One year ago we met our sons. One year ago we became a family. Two precious boys who stole my heart forever with their beautiful brown eyes and contagious smiles. A day I will never forget. A day that has forever changed my life. A journey that took years to make, but would readily walk again for the moment to hold them in my arms.
Our first family picture in Ghana.
I will never forget the nerves, anxiety and excitement as we awaited to see our sons for the first time. A flood of emotions. Emotions that still bring me to tears as I am overwhelmed with gratitude for the gift and honor of being their mommy.
When I reflect back it still seems all surreal packing up and flying to Africa the day after Christmas.

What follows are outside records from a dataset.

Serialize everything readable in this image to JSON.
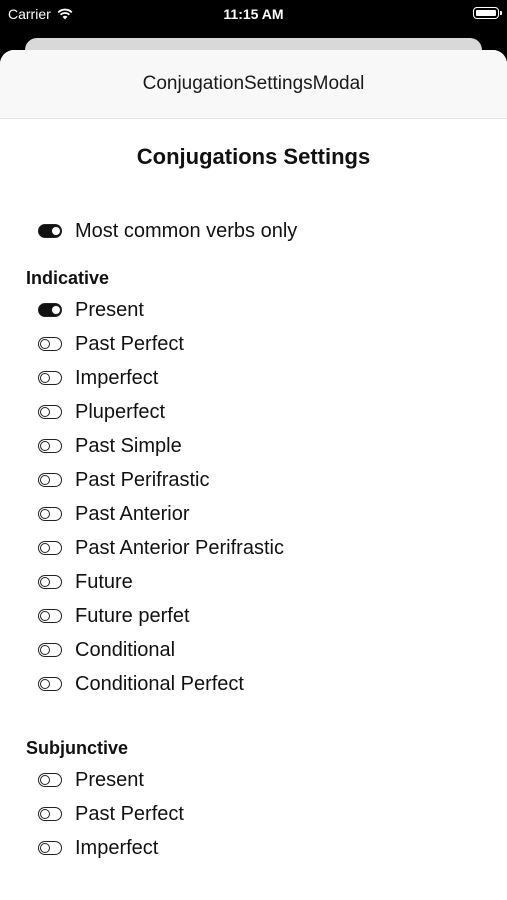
{
  "status_bar": {
    "carrier": "Carrier",
    "time": "11:15 AM"
  },
  "nav": {
    "title": "ConjugationSettingsModal"
  },
  "settings": {
    "title": "Conjugations Settings",
    "common_verbs": {
      "label": "Most common verbs only",
      "on": true
    }
  },
  "indicative": {
    "title": "Indicative",
    "items": [
      {
        "label": "Present",
        "on": true
      },
      {
        "label": "Past Perfect",
        "on": false
      },
      {
        "label": "Imperfect",
        "on": false
      },
      {
        "label": "Pluperfect",
        "on": false
      },
      {
        "label": "Past Simple",
        "on": false
      },
      {
        "label": "Past Perifrastic",
        "on": false
      },
      {
        "label": "Past Anterior",
        "on": false
      },
      {
        "label": "Past Anterior Perifrastic",
        "on": false
      },
      {
        "label": "Future",
        "on": false
      },
      {
        "label": "Future perfet",
        "on": false
      },
      {
        "label": "Conditional",
        "on": false
      },
      {
        "label": "Conditional Perfect",
        "on": false
      }
    ]
  },
  "subjunctive": {
    "title": "Subjunctive",
    "items": [
      {
        "label": "Present",
        "on": false
      },
      {
        "label": "Past Perfect",
        "on": false
      },
      {
        "label": "Imperfect",
        "on": false
      }
    ]
  }
}
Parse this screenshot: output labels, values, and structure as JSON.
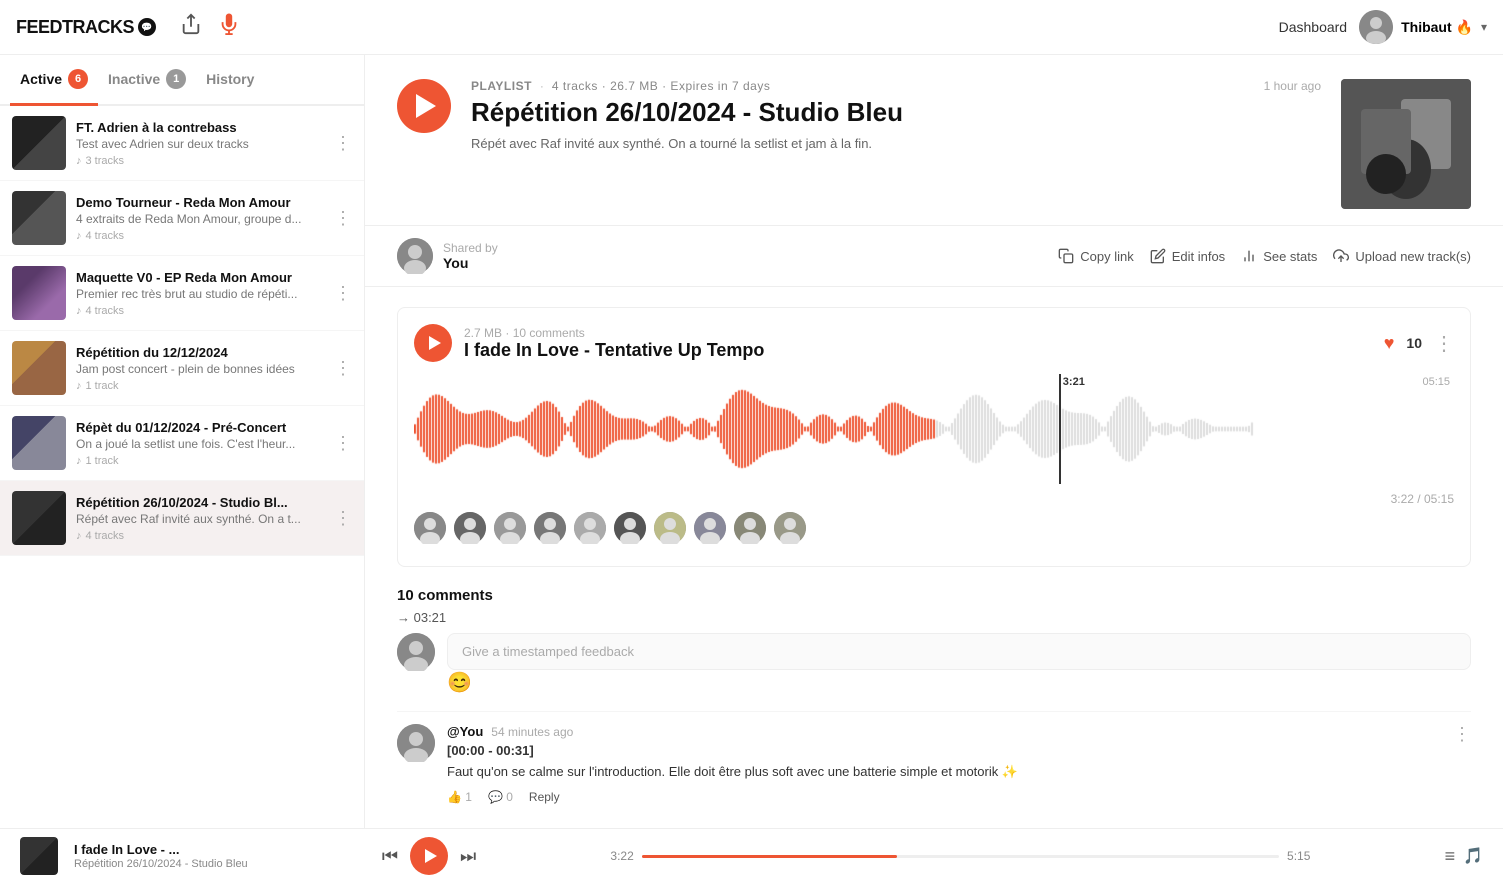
{
  "app": {
    "name": "FEEDTRACKS",
    "badge": "~"
  },
  "nav": {
    "dashboard_label": "Dashboard",
    "user_name": "Thibaut",
    "user_emoji": "🔥"
  },
  "sidebar": {
    "tabs": [
      {
        "id": "active",
        "label": "Active",
        "badge": "6",
        "active": true
      },
      {
        "id": "inactive",
        "label": "Inactive",
        "badge": "1",
        "active": false
      },
      {
        "id": "history",
        "label": "History",
        "badge": "",
        "active": false
      }
    ],
    "playlists": [
      {
        "id": "pl1",
        "title": "FT. Adrien à la contrebass",
        "desc": "Test avec Adrien sur deux tracks",
        "tracks": "3 tracks",
        "thumb_class": "thumb-1"
      },
      {
        "id": "pl2",
        "title": "Demo Tourneur - Reda Mon Amour",
        "desc": "4 extraits de Reda Mon Amour, groupe d...",
        "tracks": "4 tracks",
        "thumb_class": "thumb-2"
      },
      {
        "id": "pl3",
        "title": "Maquette V0 - EP Reda Mon Amour",
        "desc": "Premier rec très brut au studio de répéti...",
        "tracks": "4 tracks",
        "thumb_class": "thumb-3"
      },
      {
        "id": "pl4",
        "title": "Répétition du 12/12/2024",
        "desc": "Jam post concert - plein de bonnes idées",
        "tracks": "1 track",
        "thumb_class": "thumb-4"
      },
      {
        "id": "pl5",
        "title": "Répèt du 01/12/2024 - Pré-Concert",
        "desc": "On a joué la setlist une fois. C'est l'heur...",
        "tracks": "1 track",
        "thumb_class": "thumb-5"
      },
      {
        "id": "pl6",
        "title": "Répétition 26/10/2024 - Studio Bl...",
        "desc": "Répét avec Raf invité aux synthé. On a t...",
        "tracks": "4 tracks",
        "thumb_class": "thumb-6"
      }
    ]
  },
  "playlist_detail": {
    "label": "PLAYLIST",
    "stats": "4 tracks · 26.7 MB · Expires in 7 days",
    "title": "Répétition 26/10/2024 - Studio Bleu",
    "description": "Répét avec Raf invité aux synthé. On a tourné la setlist et jam à la fin.",
    "time_ago": "1 hour ago",
    "shared_by_label": "Shared by",
    "shared_by_name": "You",
    "actions": {
      "copy_link": "Copy link",
      "edit_infos": "Edit infos",
      "see_stats": "See stats",
      "upload": "Upload new track(s)"
    }
  },
  "track": {
    "size": "2.7 MB",
    "comments_count": "10 comments",
    "title": "I fade In Love - Tentative Up Tempo",
    "likes": "10",
    "playhead_time": "3:21",
    "total_time": "05:15",
    "current_position": "3:22",
    "time_display": "3:22 / 05:15"
  },
  "comments": {
    "section_title": "10 comments",
    "timestamp_arrow": "→ 03:21",
    "input_placeholder": "Give a timestamped feedback",
    "comment_items": [
      {
        "author": "@You",
        "age": "54 minutes ago",
        "range": "[00:00 - 00:31]",
        "text": "Faut qu'on se calme sur l'introduction. Elle doit être plus soft avec une batterie simple et motorik ✨"
      }
    ]
  },
  "player": {
    "track_title": "I fade In Love - ...",
    "playlist_label": "Répétition\n26/10/2024 - Studio\nBleu",
    "time_current": "3:22",
    "time_total": "5:15"
  }
}
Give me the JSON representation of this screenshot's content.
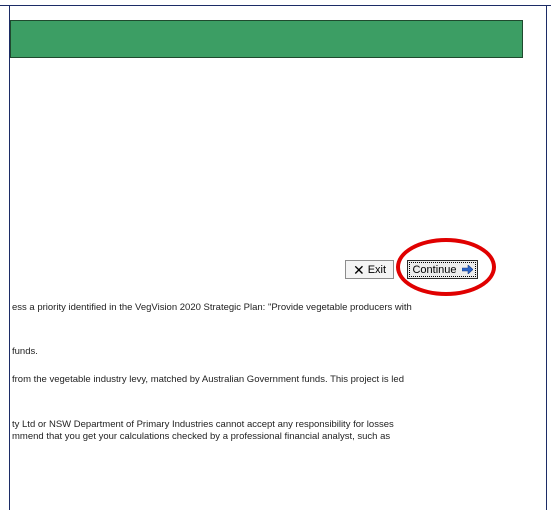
{
  "buttons": {
    "exit_label": "Exit",
    "continue_label": "Continue"
  },
  "body_text": {
    "line_1": "ess a priority identified in the VegVision 2020 Strategic Plan:  \"Provide vegetable producers with",
    "line_2": " funds.",
    "line_3": "from the vegetable industry levy, matched by Australian Government funds. This project is led",
    "line_4": "ty Ltd or NSW Department of Primary Industries cannot accept any responsibility for losses",
    "line_5": "mmend that you get your calculations checked by a professional financial analyst, such as"
  },
  "colors": {
    "header_bar": "#3c9e64",
    "frame_rule": "#1c2c66",
    "highlight_ring": "#e00000",
    "continue_arrow": "#2a63c8"
  },
  "icons": {
    "exit": "close-x-icon",
    "continue": "arrow-right-icon"
  }
}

In the midst of our travels the obstacles were insurmountable. Only the hand of God could have orchestrated the paperwork, passports and visas. A God who is so faithful that the impossible was made possible, hills made into plains.
God had his hand in every last detail, including giving me the most amazing birthday present I will ever receive, becoming a mom. Becoming a mother on my birthday was more than I could ever ask for and every year we will celebrate the day as a family. The day is now more than just the day I was born, it is also the day our family was born.
And one year later!
So this year more so than my birthday we celebrated our sons adoption day. We started the morning with my favorite french toast and strawberry sauce and then took them ice skating to break in their new hockey skates. We went out for dinner and for dessert we enjoyed Coldstone and then finished the day by watching our videos from Ghana.

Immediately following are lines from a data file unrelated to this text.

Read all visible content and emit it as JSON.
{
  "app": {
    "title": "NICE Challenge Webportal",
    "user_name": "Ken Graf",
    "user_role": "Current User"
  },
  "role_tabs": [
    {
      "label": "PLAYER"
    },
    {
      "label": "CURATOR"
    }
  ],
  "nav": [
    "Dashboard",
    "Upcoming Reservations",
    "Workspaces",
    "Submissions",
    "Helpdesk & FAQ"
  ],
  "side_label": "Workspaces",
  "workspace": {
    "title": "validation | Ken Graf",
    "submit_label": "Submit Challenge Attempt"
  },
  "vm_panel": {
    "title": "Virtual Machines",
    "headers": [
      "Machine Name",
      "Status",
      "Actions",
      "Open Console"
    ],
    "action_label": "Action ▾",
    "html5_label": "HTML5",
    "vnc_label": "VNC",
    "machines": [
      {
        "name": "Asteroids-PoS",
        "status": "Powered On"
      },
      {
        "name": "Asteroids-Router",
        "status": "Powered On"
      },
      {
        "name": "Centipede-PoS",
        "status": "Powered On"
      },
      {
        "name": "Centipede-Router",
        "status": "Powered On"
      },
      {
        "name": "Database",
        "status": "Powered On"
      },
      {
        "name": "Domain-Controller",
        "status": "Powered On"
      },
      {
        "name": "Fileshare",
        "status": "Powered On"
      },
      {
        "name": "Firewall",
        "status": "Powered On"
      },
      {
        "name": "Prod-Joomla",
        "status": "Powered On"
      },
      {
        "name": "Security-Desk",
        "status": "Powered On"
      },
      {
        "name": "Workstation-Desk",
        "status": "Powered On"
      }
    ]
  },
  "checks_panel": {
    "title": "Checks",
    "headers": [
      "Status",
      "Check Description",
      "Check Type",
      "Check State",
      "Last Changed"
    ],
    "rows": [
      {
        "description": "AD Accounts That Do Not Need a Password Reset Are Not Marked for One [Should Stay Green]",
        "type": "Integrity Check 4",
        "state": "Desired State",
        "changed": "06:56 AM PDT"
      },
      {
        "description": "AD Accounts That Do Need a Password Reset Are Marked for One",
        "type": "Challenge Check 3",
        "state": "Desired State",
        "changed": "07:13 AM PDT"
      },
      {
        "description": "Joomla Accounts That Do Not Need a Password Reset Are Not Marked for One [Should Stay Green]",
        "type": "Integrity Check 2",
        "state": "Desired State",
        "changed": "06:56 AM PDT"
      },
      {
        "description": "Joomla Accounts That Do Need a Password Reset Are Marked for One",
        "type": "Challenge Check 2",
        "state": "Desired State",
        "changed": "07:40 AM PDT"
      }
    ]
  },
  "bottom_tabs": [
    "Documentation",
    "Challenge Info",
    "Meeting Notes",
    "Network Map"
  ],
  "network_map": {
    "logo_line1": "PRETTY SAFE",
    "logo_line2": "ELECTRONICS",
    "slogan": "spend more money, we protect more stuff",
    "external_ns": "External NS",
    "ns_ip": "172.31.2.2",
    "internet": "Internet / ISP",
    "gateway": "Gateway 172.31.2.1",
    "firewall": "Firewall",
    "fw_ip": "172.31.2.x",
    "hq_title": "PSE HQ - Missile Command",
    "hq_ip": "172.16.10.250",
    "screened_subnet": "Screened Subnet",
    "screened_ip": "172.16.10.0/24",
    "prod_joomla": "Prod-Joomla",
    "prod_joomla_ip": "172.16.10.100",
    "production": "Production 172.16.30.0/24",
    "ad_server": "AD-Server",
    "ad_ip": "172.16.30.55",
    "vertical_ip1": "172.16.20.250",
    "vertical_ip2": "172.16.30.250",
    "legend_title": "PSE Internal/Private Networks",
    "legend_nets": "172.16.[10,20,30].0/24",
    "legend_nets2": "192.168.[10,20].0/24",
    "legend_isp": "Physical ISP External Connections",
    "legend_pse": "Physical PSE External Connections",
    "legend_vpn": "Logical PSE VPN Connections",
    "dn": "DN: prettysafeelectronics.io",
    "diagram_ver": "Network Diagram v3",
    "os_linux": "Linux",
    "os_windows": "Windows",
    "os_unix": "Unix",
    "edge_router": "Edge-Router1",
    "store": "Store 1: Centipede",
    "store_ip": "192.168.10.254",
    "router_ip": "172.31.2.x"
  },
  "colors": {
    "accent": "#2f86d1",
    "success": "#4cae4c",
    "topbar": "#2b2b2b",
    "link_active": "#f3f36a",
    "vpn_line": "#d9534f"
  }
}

While the day was theirs they both made me the most beautiful birthday cards that melted my heart, “Happy Birthday Momme!”
Looking back I can’t believe how much the boys have changed in one year. Growing incredibly tall, learning English, reading, maturing, adjusting, playing and still loving the snow!!
I look to the next year with great excitement as they are still discovering so many new adventures. Although our family dynamic will change in just six short weeks, I also look forward to seeing them shine as amazing big brothers!
In the busyness of this season in our lives I am often left wondering which is more crazy that we were in Africa one year ago or that we will be having a baby in six weeks. The short answer neither, because we have a God who is forever faithful. Faithful in the storm and faithful in the calm.